DU MAITZ DE GOIMPY (François-Louis)

(St Léger des Aubées [Eure et Loire] 10.04.1729 - Billancourt [Somme] 29.12.1807)

TRAITE SUR LA CONSTRUCTION DES VAISSEAUX dédié et présenté au Roi. Paris, Couturier, 1776. ln-4°, veau, dos à 5 nerfs, orné d'ancres et de fleurs de lys, pièce de titre marron, chiffre de Louis XVI au centre des deux plats, tranches rouges. Reliure de l'époque.

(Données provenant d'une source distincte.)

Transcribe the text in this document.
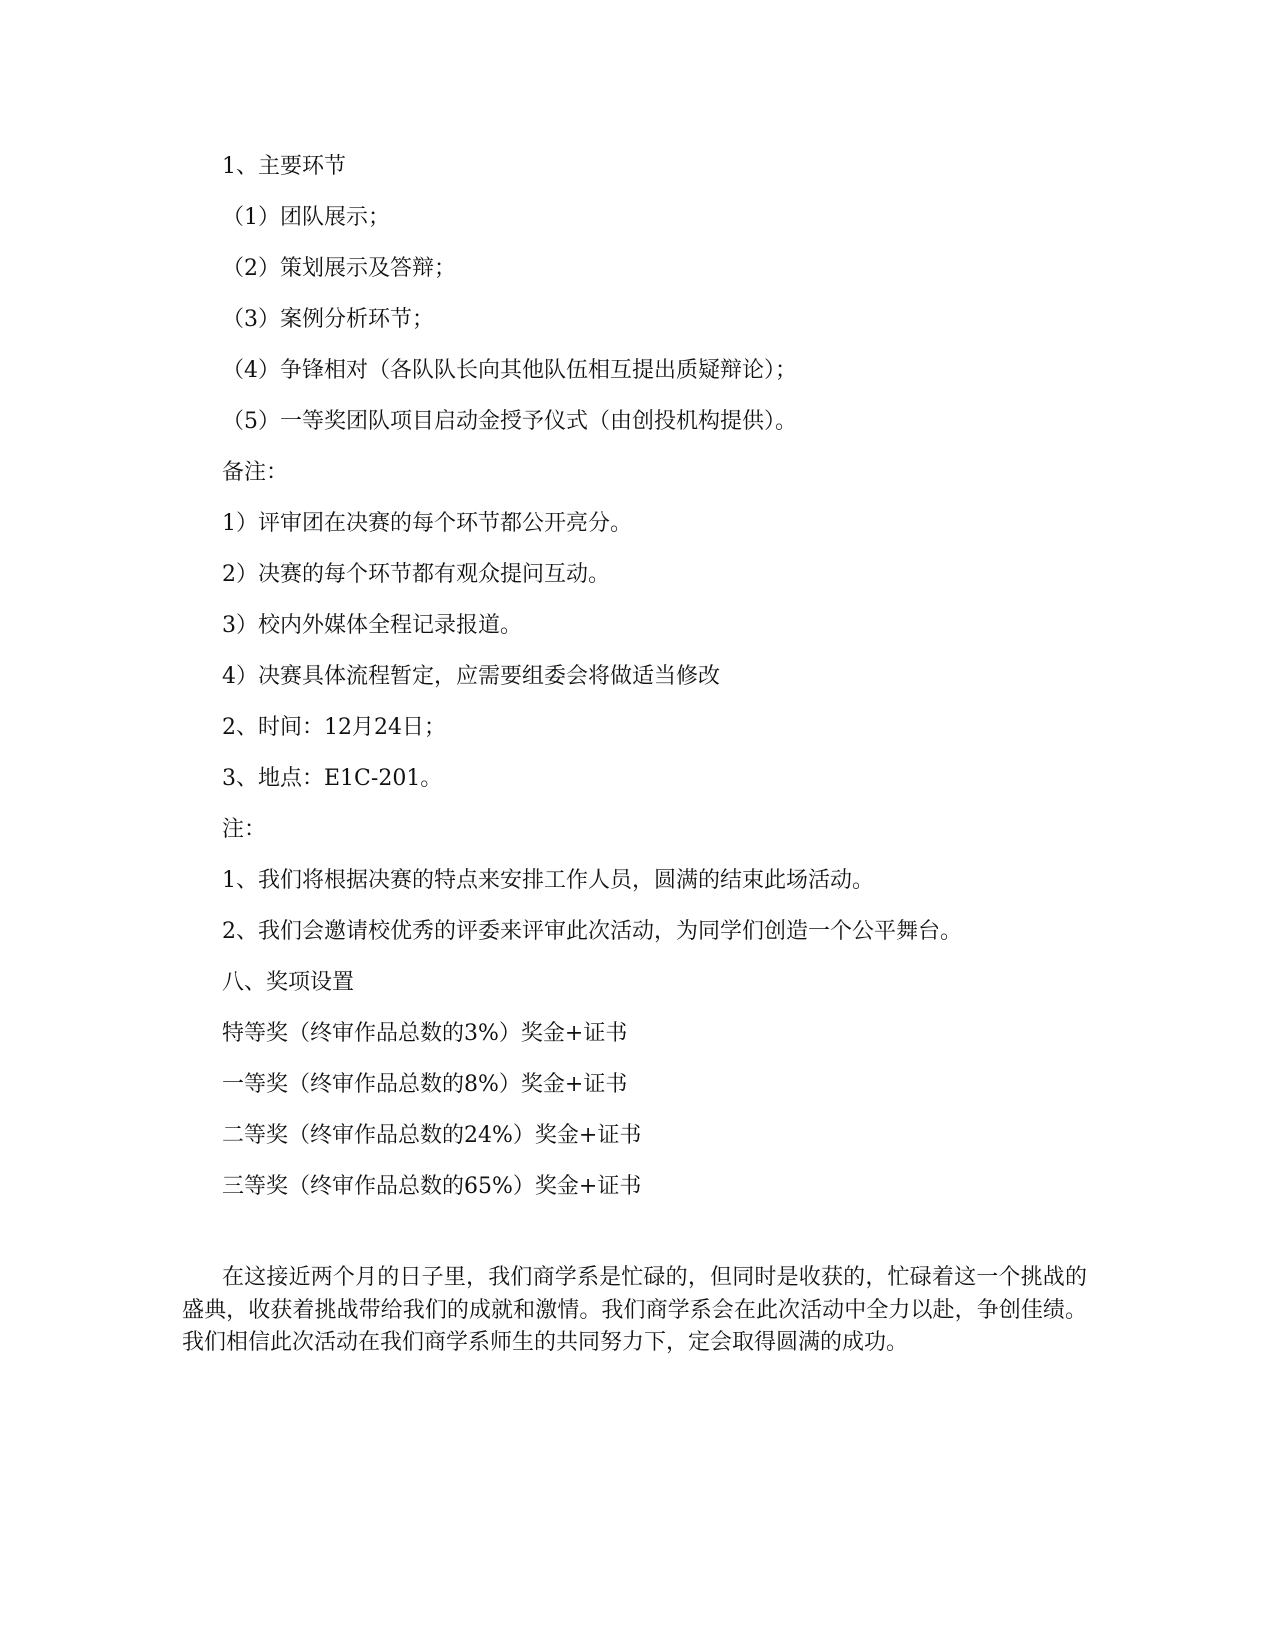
1、主要环节
（1）团队展示；
（2）策划展示及答辩；
（3）案例分析环节；
（4）争锋相对（各队队长向其他队伍相互提出质疑辩论）；
（5）一等奖团队项目启动金授予仪式（由创投机构提供）。
备注：
1）评审团在决赛的每个环节都公开亮分。
2）决赛的每个环节都有观众提问互动。
3）校内外媒体全程记录报道。
4）决赛具体流程暂定，应需要组委会将做适当修改
2、时间：12月24日；
3、地点：E1C-201。
注：
1、我们将根据决赛的特点来安排工作人员，圆满的结束此场活动。
2、我们会邀请校优秀的评委来评审此次活动，为同学们创造一个公平舞台。
八、奖项设置
特等奖（终审作品总数的3%）奖金+证书
一等奖（终审作品总数的8%）奖金+证书
二等奖（终审作品总数的24%）奖金+证书
三等奖（终审作品总数的65%）奖金+证书
在这接近两个月的日子里，我们商学系是忙碌的，但同时是收获的，忙碌着这一个挑战的盛典，收获着挑战带给我们的成就和激情。我们商学系会在此次活动中全力以赴，争创佳绩。我们相信此次活动在我们商学系师生的共同努力下，定会取得圆满的成功。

2 ff.n.ch. (Faux titre et Titre), XX pp. (Epître au Roi, Préface et Table des chapitres), 211 pp., 1 f.n.ch. (« Correction de la hauteur du point vélique ») et 2 planches dépliantes hors texte.

Les planches sont siqnées par le graveur « de LA GARDETTE ».

Chiffres de la Maison du Roi au centre des plats.

Référence Polak:     2876

Du Maitz de Goimpy était élève du célèbre constructeur Deslauriers. Dans cet ouvrage, entrepris à la demande de Choiseul, ministre de la marine et appuyé sur les travaux de Bouguer, Euler et Bossut, l'auteur tait aussi l'éloge d'un autre constructeur connu: Blaise Ollivier. « C'estt à lui », dit-il, « qu'on doit le changement des formes de la carène et de la distribution des batteries des frégates, changement adopté en Angleterre .

Du Maitz de Goimpy examine successivement le déplacement, le jaugeage, le centre de gravité, la stabilité, le roulis et le tangage des vaisseaux; puis il expose la théorie des vagues, de la résistance des fluides, de la mâture ou des effets de l'eau et du vent combinés ensemble, de la vitesse du bâtiment, de l'agitation de la mer, du maniement du gouvernail, et des navires allant à la rame. Il souligne le danger d'une trop grande stabilité qui fatigue la mâture et rend difficile le service du canon d'un navire soumis au roulis. Dans la dernière partie de son livre, Du Maitz de Goimpy étudie avec détails la construction des frégates.

Voir aussi le commentaire à la description de l'ouvrage « Abrégé du Pilotage » de Coubert, Goimpy et Le Monnier.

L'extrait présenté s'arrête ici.